Is there any disadvantage to utilizing the samesite attribute?

View Answer:
Interview Response: Yes, samesite gets ignored by browsers older than 2016-2017. So, if we rely solely on samesite to provide protection, old browsers are vulnerable. But we can use samesite together with other protection measures, like xsrf tokens, to add a layer of defense, and then, in the future, when the old browsers die out, we can drop xsrf tokens.

View Answer:
Interview Response: HttpOnly cookies were first implemented in 2002 by Microsoft Internet Explorer developers for Internet Explorer 6 SP1. According to the Microsoft Developer Network, HttpOnly is an additional flag included in a Set-Cookie HTTP response header. When generating a cookie, using the HttpOnly flag helps mitigate the risk of client-side script accessing the protected cookie (if the browser supports it). The web-server uses the Set-Cookie header to set a cookie, and also, it may set the httpOnly option. JavaScript cannot access the values of cookies that the server response tagged with HttpOnly, and it cannot write new values to them either.

Code Example:

C# Example: HttpCookie.HttpOnly Property

public bool HttpOnly { get; set; }

View Answer:
Interview Response: A cookie is referred to as "third-party" if it gets placed by a domain not visited by the user. Because of their nature, Developers commonly use third-party cookies for tracking and advertising services. Because of coupling tied to the original domain, may monitor the same person across other sites if they all visit it. Because some individuals dislike third-party monitoring, browsers allow you to disable such cookies.

Can you brief explain the European GDPR governs?

View Answer:
Interview Response: There is legislation in Europe called GDPR, that enforces a set of rules for websites to respect the users’ privacy. One of these rules is to require explicit permission for tracking cookies from the user. Please note that this is only about tracking / identifying / authorizing cookies. So, if we set a cookie that saves some information but neither tracks nor identifies the user, we are free to do it. But if we are going to set a cookie with an authentication session or a tracking id, then a user must allow that.

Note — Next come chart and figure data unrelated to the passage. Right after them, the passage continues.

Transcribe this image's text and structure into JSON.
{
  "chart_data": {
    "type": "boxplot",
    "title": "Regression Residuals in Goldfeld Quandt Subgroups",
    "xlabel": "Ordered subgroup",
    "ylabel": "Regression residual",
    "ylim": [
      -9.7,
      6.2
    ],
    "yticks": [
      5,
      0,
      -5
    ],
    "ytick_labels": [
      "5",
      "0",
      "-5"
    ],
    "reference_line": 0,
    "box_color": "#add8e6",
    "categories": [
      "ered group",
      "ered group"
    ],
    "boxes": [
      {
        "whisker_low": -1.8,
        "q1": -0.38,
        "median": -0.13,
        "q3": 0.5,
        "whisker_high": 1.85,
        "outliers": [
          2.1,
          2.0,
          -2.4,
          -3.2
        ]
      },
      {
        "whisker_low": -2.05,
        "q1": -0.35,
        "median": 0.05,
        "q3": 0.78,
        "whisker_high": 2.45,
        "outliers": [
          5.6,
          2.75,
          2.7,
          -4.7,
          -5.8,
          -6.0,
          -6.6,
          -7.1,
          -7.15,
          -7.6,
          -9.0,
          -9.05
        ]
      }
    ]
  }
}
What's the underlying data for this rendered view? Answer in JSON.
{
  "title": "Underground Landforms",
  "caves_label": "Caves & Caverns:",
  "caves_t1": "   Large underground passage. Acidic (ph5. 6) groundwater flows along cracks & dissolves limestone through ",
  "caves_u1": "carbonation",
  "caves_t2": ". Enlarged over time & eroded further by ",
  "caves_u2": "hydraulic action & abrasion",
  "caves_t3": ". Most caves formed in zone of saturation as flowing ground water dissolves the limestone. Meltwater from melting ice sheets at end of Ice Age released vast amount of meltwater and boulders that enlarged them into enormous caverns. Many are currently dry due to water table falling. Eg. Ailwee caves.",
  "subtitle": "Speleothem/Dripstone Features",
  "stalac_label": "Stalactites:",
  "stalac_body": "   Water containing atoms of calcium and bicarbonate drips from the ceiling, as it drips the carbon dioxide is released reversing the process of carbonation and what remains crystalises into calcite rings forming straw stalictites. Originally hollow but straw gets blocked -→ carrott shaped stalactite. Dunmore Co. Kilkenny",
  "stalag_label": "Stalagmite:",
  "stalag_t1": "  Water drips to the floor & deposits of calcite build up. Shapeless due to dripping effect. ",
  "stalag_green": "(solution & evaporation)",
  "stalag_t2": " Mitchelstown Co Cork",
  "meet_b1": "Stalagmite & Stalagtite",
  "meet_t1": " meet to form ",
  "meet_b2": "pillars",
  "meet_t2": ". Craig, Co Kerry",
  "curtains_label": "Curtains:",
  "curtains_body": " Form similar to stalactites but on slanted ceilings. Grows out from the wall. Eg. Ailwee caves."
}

What does the acronym GDPR stand for?

View Answer:
Interview Response: The GDPR is the acronym for General Data Protection Regulation 2016/679, a regulation in EU law on data protection and privacy in the European Union and the European Economic Area. It also addresses the transfer of personal data outside the EU and EEA areas.

Can you name two common variants of websites following the GDPR?

View Answer:
Interview Response: Websites generally have two variants of following GDPR.

(1) If a website wants to set tracking cookies only for authenticated users. The registration form should have a checkbox like “accept the privacy policy” (that describes how cookies get used), the user must check it, and then the website is free to set auth cookies.

(2) If a website wants to place tracking cookies for everyone. A website shows a modal “splash screen” for newcomers and requires them to agree to the cookies. Then the website can set them and let people see the content. However, this might be upsetting for first-time visitors. Nobody likes seeing such "must-click" modal splash displays instead of the content. However, GDPR necessitates an express agreement between the user and the website owner.